Handle the Truth


Feb 1 , 2020
By Kidist Yidnekachew


In the finale of one of the most popular TV shows of all time, Game of Thrones, one of the characters, a strong-willed woman with great ambitions, has a line that says a great deal about honesty.

“I was good at pretending to be good,” said Queen Margaery Tyrell, played by Natalie Dormer, an admittance from a character that was known for demanding to be “the queen” and not just a queen.



Many of us go through life pretending to be someone we are not - clueless about the things we want and trying hard to please the people we love by shielding them from the truth. Some of us are terrible at pretending and even beat ourselves for it. But we still end up doing it.

Honesty is something perhaps only sociopaths can achieve 100pc of the time, probably because they do not have fully matured emotions.

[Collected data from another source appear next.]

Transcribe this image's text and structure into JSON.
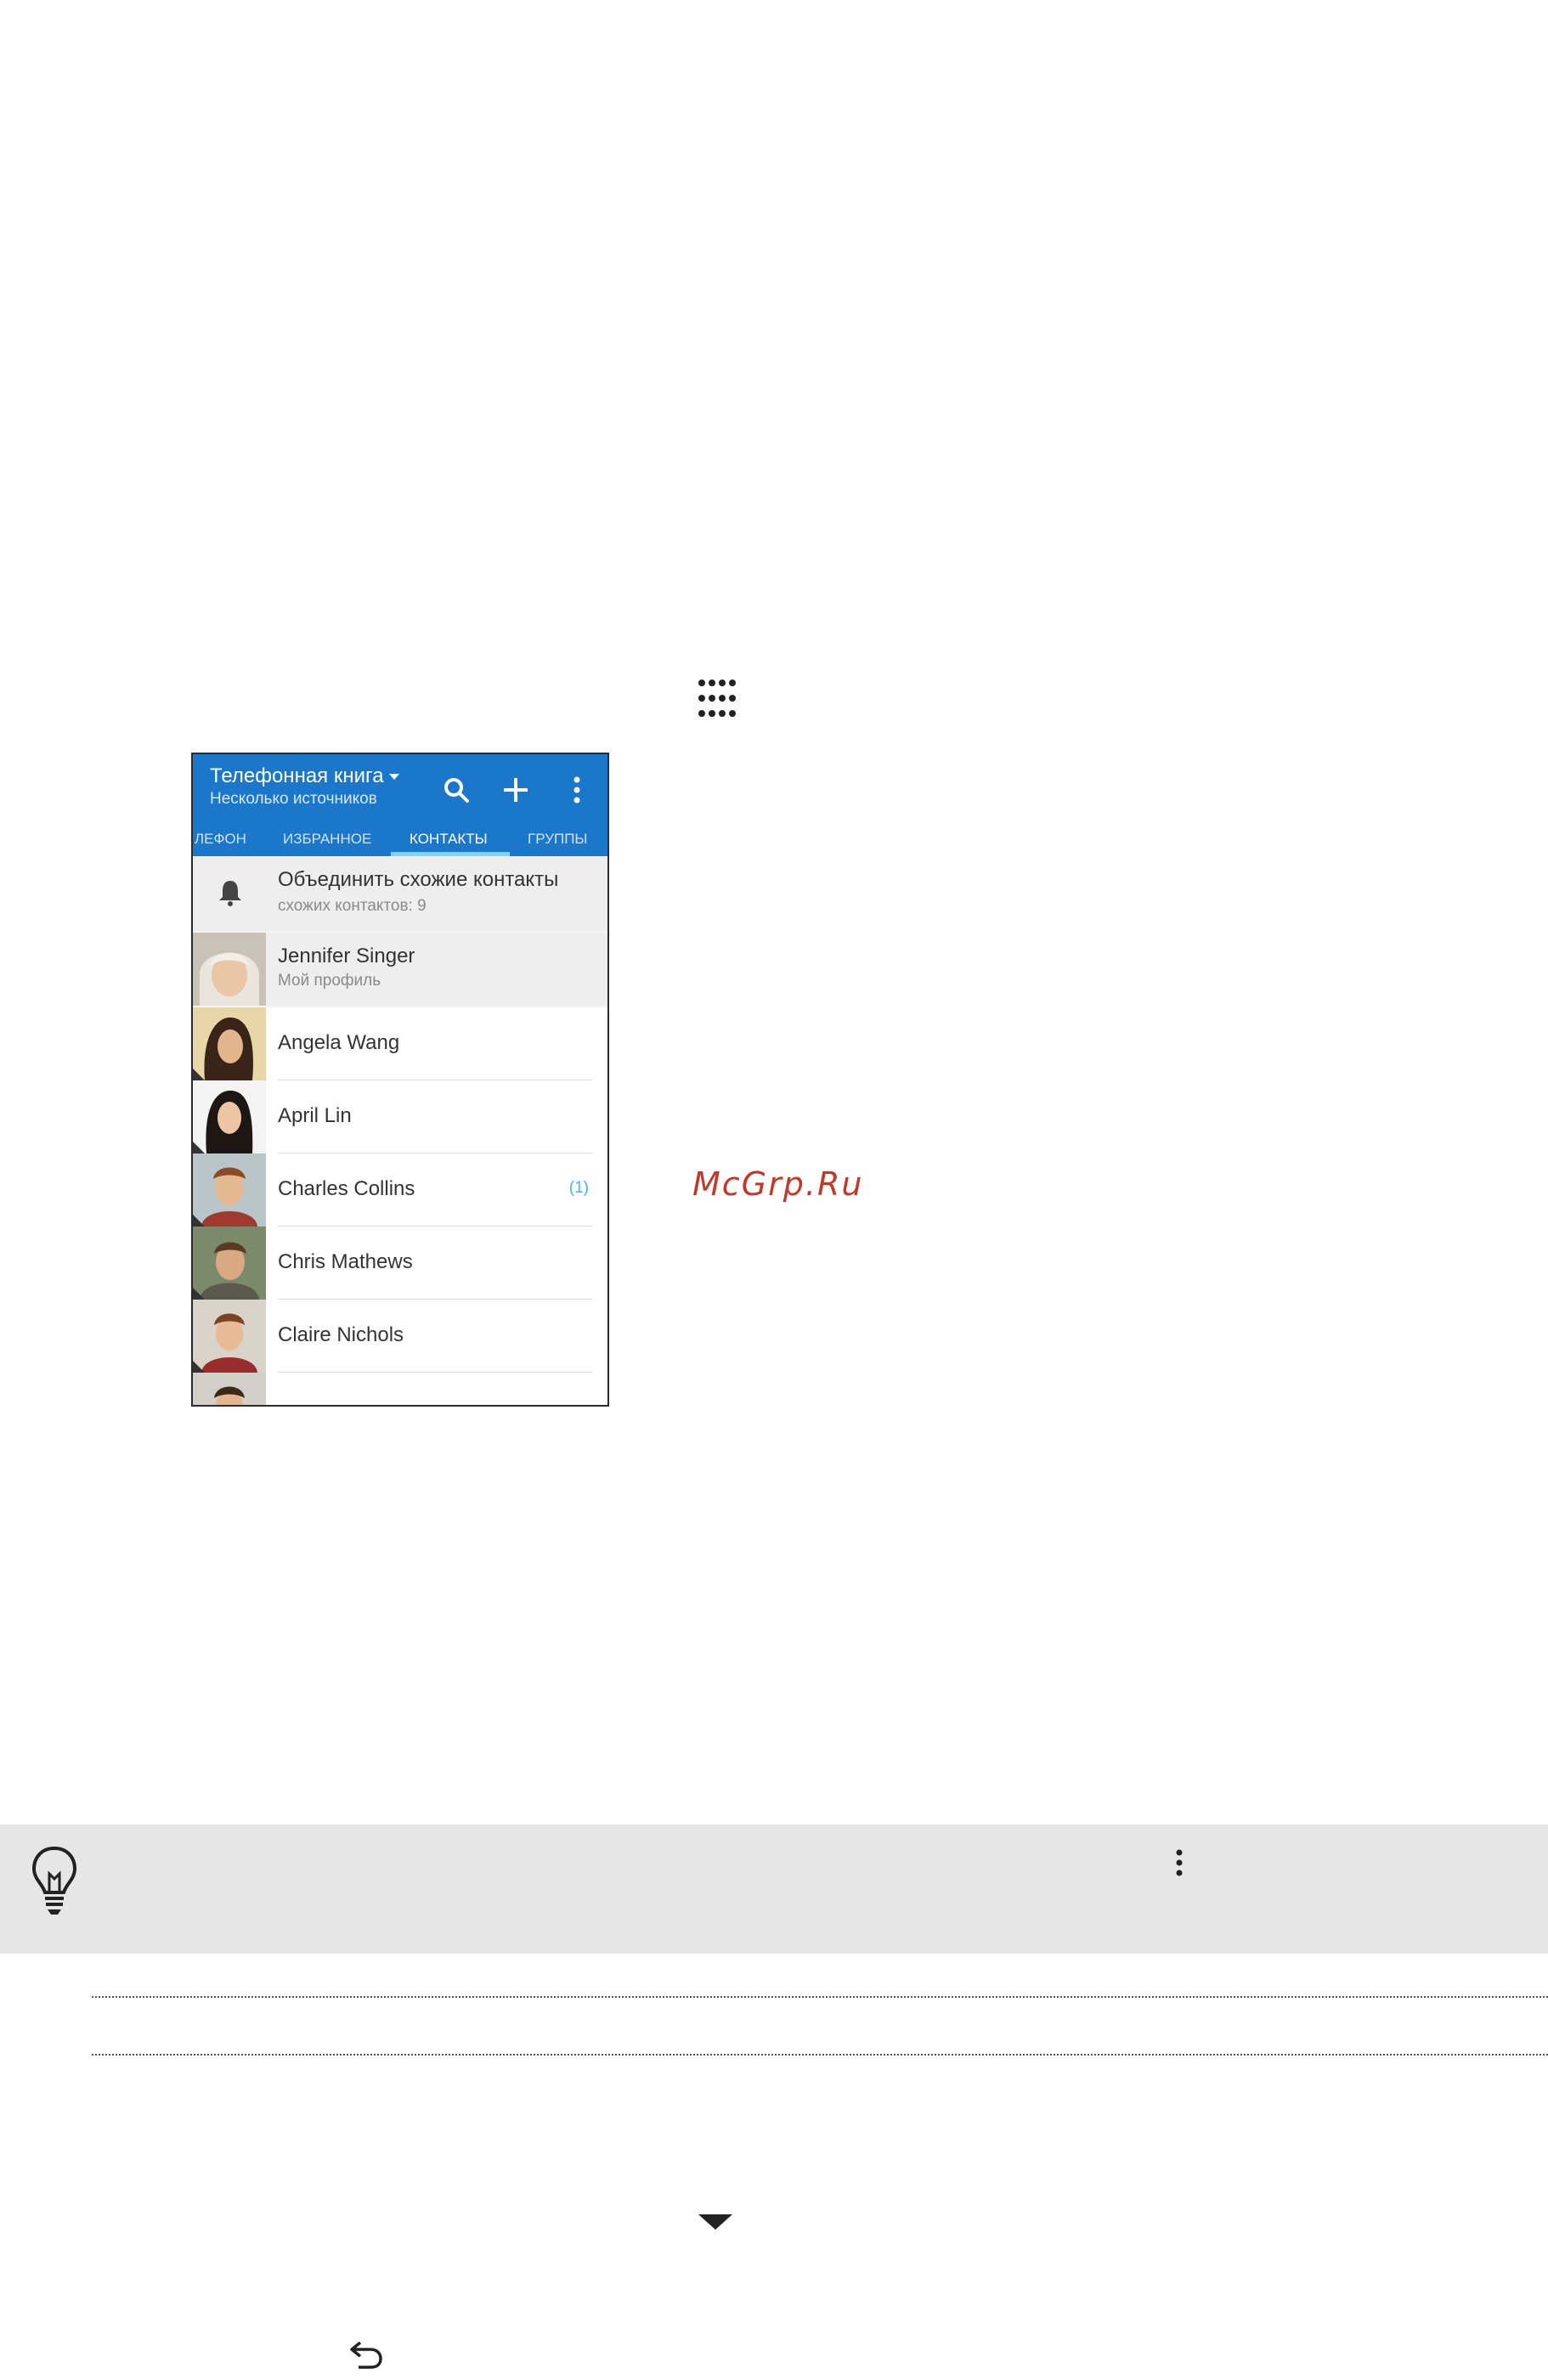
{
  "icons": {
    "apps": "apps-grid-icon",
    "tip": "lightbulb-icon",
    "more": "kebab-icon",
    "caret": "caret-down-icon",
    "back": "back-icon"
  },
  "colors": {
    "appbar": "#1b77c9",
    "tab_underline": "#7fd3f7",
    "badge": "#3fb6e8",
    "watermark": "#c0392b",
    "tip_bg": "#e6e6e6"
  },
  "phone": {
    "title": "Телефонная книга",
    "subtitle": "Несколько источников",
    "tabs": [
      "ЛЕФОН",
      "ИЗБРАННОЕ",
      "КОНТАКТЫ",
      "ГРУППЫ"
    ],
    "active_tab": "КОНТАКТЫ",
    "merge": {
      "title": "Объединить схожие контакты",
      "subtitle": "схожих контактов: 9"
    },
    "profile": {
      "name": "Jennifer Singer",
      "subtitle": "Мой профиль"
    },
    "contacts": [
      {
        "name": "Angela Wang",
        "badge": ""
      },
      {
        "name": "April Lin",
        "badge": ""
      },
      {
        "name": "Charles Collins",
        "badge": "(1)"
      },
      {
        "name": "Chris Mathews",
        "badge": ""
      },
      {
        "name": "Claire Nichols",
        "badge": ""
      }
    ]
  },
  "watermark": "McGrp.Ru"
}
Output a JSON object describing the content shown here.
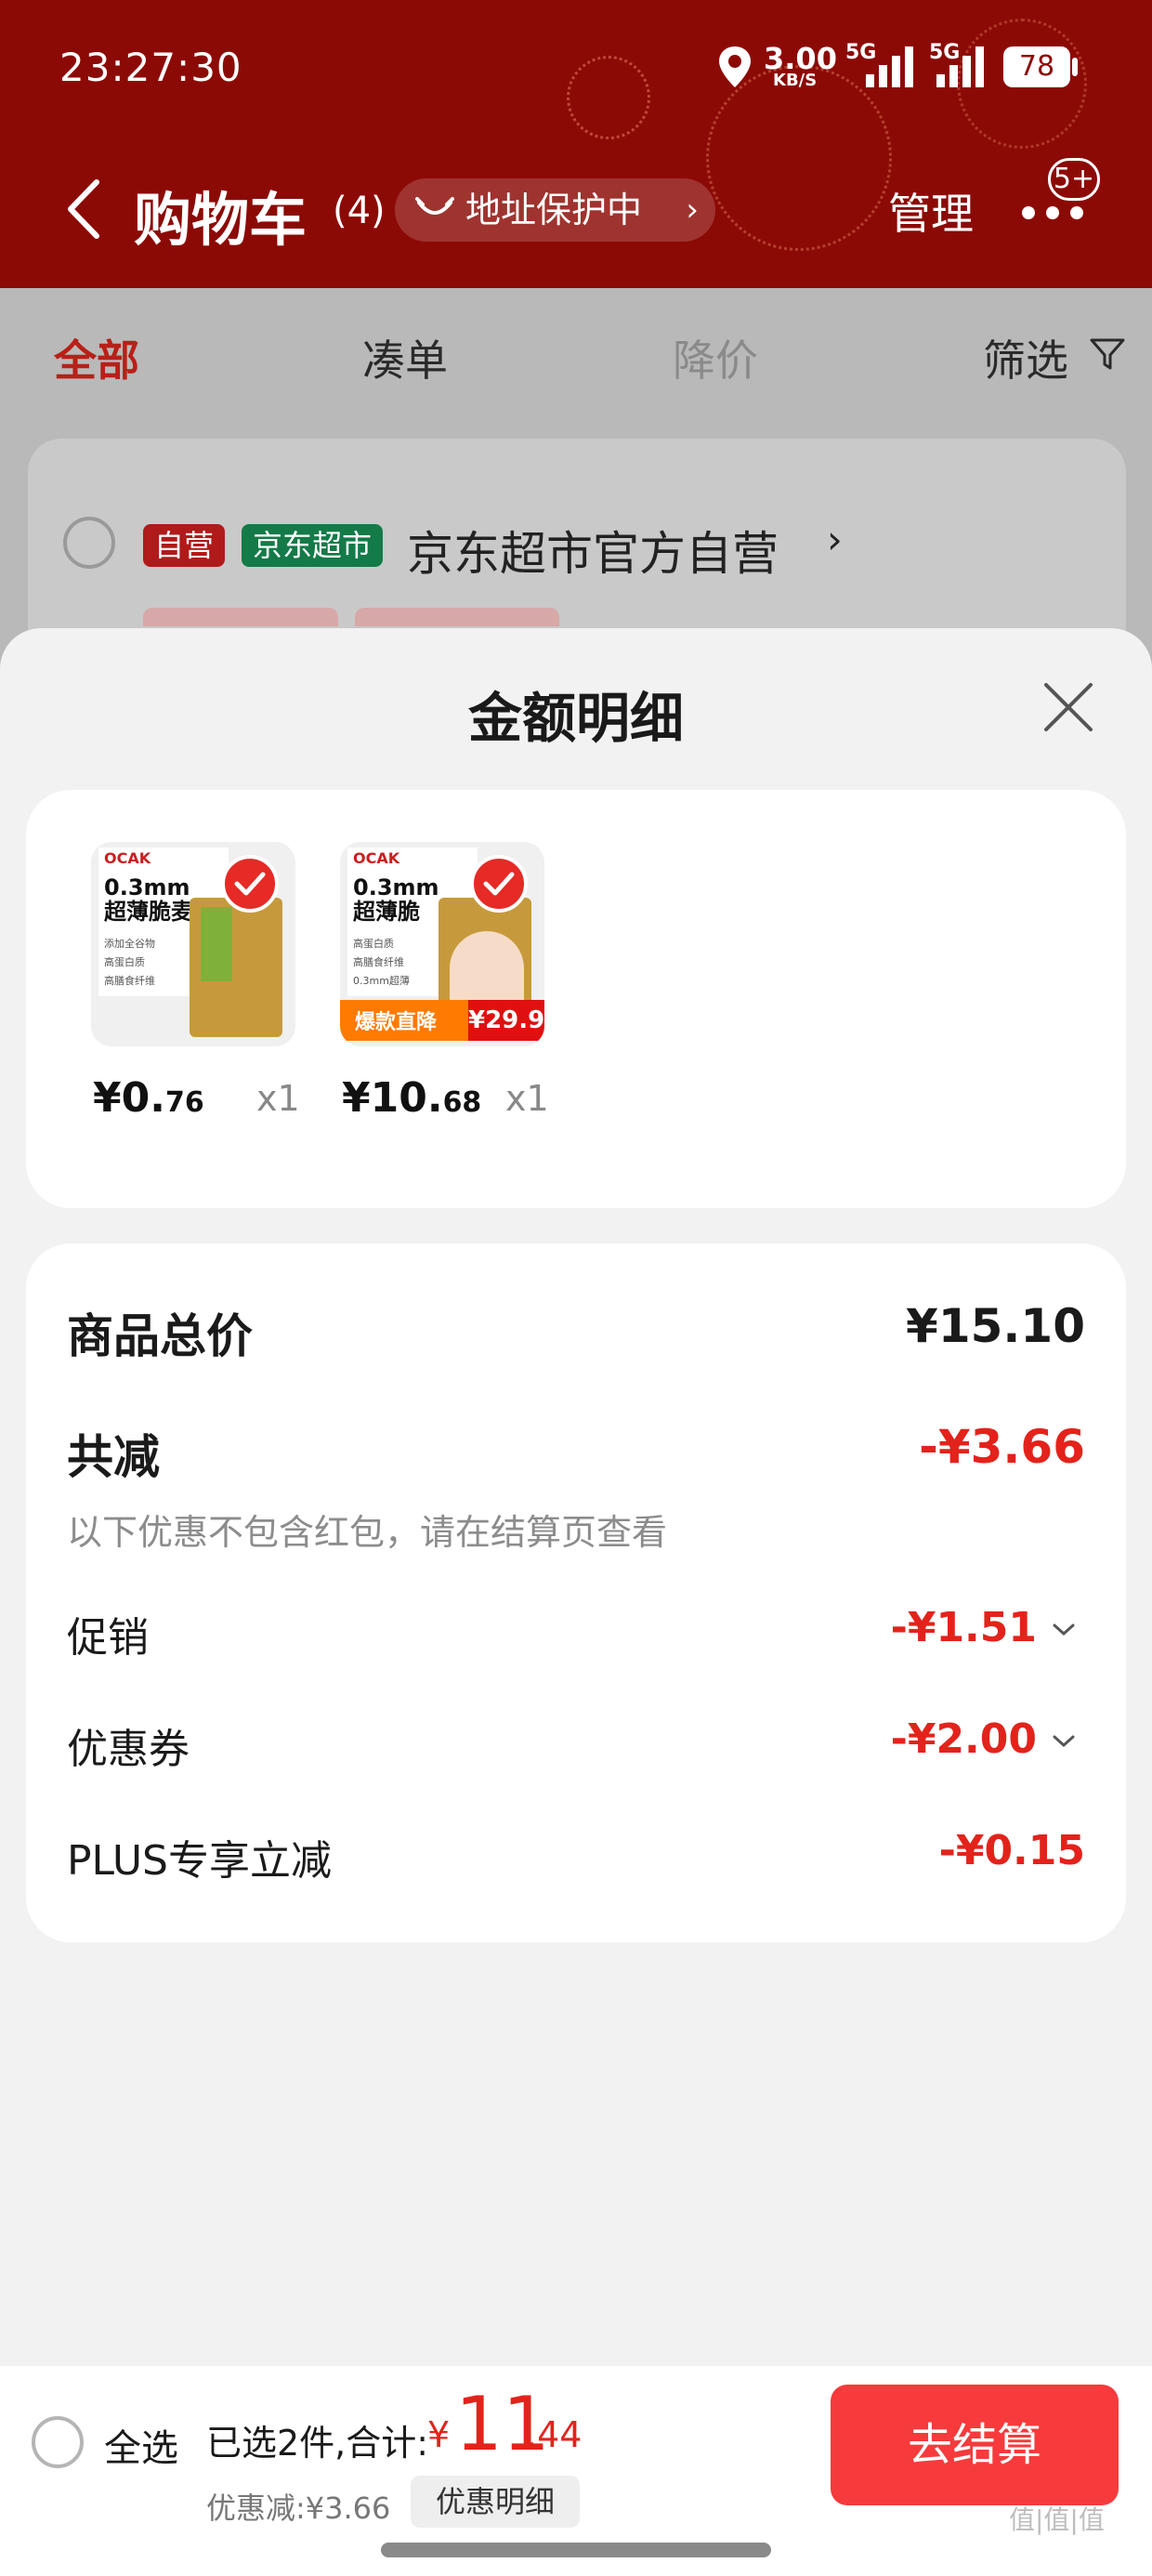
{
  "status_bar": {
    "time": "23:27:30",
    "net_speed": "3.00",
    "net_unit": "KB/S",
    "sig1_label": "5G",
    "sig2_label": "5G",
    "battery": "78"
  },
  "nav": {
    "title": "购物车",
    "count": "(4)",
    "address_protect": "地址保护中",
    "manage": "管理",
    "badge": "5+"
  },
  "tabs": [
    {
      "label": "全部",
      "active": true
    },
    {
      "label": "凑单",
      "active": false
    },
    {
      "label": "降价",
      "active": false
    },
    {
      "label": "筛选",
      "active": false
    }
  ],
  "store": {
    "tag_self": "自营",
    "tag_market": "京东超市",
    "name": "京东超市官方自营"
  },
  "sheet": {
    "title": "金额明细",
    "products": [
      {
        "brand": "OCAK",
        "spec": "0.3mm\n超薄脆麦片",
        "lines": "添加全谷物\n高蛋白质\n高膳食纤维",
        "price_int": "¥0.",
        "price_dec": "76",
        "qty": "x1"
      },
      {
        "brand": "OCAK",
        "spec": "0.3mm\n超薄脆",
        "lines": "高蛋白质\n高膳食纤维\n0.3mm超薄",
        "promo": "爆款直降",
        "promo_price": "¥29.9",
        "price_int": "¥10.",
        "price_dec": "68",
        "qty": "x1"
      }
    ],
    "summary": {
      "total_label": "商品总价",
      "total_value": "¥15.10",
      "reduce_label": "共减",
      "reduce_value": "-¥3.66",
      "note": "以下优惠不包含红包，请在结算页查看",
      "items": [
        {
          "label": "促销",
          "value": "-¥1.51",
          "expandable": true
        },
        {
          "label": "优惠券",
          "value": "-¥2.00",
          "expandable": true
        },
        {
          "label": "PLUS专享立减",
          "value": "-¥0.15",
          "expandable": false
        }
      ]
    }
  },
  "bottom_bar": {
    "select_all": "全选",
    "selected_info": "已选2件,合计:",
    "total_currency": "¥",
    "total_int": "11",
    "total_dec": ".44",
    "discount_line": "优惠减:¥3.66",
    "discount_detail_btn": "优惠明细",
    "checkout": "去结算"
  },
  "watermark": "值|值|值",
  "colors": {
    "header_red": "#8c0a06",
    "accent_red": "#e3231b",
    "checkout_red": "#f73a3c",
    "tag_red": "#e21e1e",
    "tag_green": "#16a15a"
  }
}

I doubt if anyone else can be brutally honest with either themselves or especially with the people they love.

In fact, it is much harder to be honest with the person one loves than a random acquaintance. It is ironic how most of us fail to be honest with the people we love, considering the level of trust and comfort we share with them. It may have to do with not wanting to hurt our loved ones’ feelings and destroy the bubble they are in, or we are in.

But relationships are not the only area we are dishonest in. We are even dishonest with ourselves. We deny our true nature and try to suppress our emotions by not acknowledging them. Other times, we are too defensive to accept the truth about who we are and what we truly want.

How different would our lives be if we were honest with ourselves and with other people most of the time?

At times, I feel like exploding from not being able to say what I am thinking or feeling as I am often trying to look out for people’s feelings and being politically correct. I keep many things to myself. I ask how I would feel if I was in another person’s shoes. I refrain from being honest and blur out my thoughts for fear of offending others.

But, admittedly, it is better to say what is on one’s mind and be labeled a bad person than to bottle up our emotions and choose to be quiet. People who speak their minds, who are honest with themselves and others regardless of the consequences, are truly admirable. They are my heroes.

It is actually even more admirable to have self-honesty, which is to be utterly and completely honest with oneself and not backing up from the things we want or feel like we deserve. Self-honesty requires self-knowledge. If we do not know ourselves, or what we want, then it is hard to be honest with ourselves.



Sometimes situations drive us to conform and be dishonest to ourselves. But once we stop, it is hard to pretend or even fake our feelings even if circumstances sometimes push us. I doubt I have been completely honest with myself on many levels.

If we are honest with ourselves and others, then it means we have accepted ourselves for who we are and are making room for progress. I have, for a long time, struggled to wrap my head around self-acceptance.

Here is the paradox: if change comes from acceptance why would we want to change if we are content with what we have. There is a gap left for each of us to fill, and we humans are meant to evolve, change and be better.

The only constant is change; and whether we like it or not, we do not cease to evolve. I know I was meant to be the best version of myself. Thus I refuse to accept myself as I am currently. I will continue to change in whatever way I see fit until I reach that point of excellence; that is, as long as I manage to be honest with myself.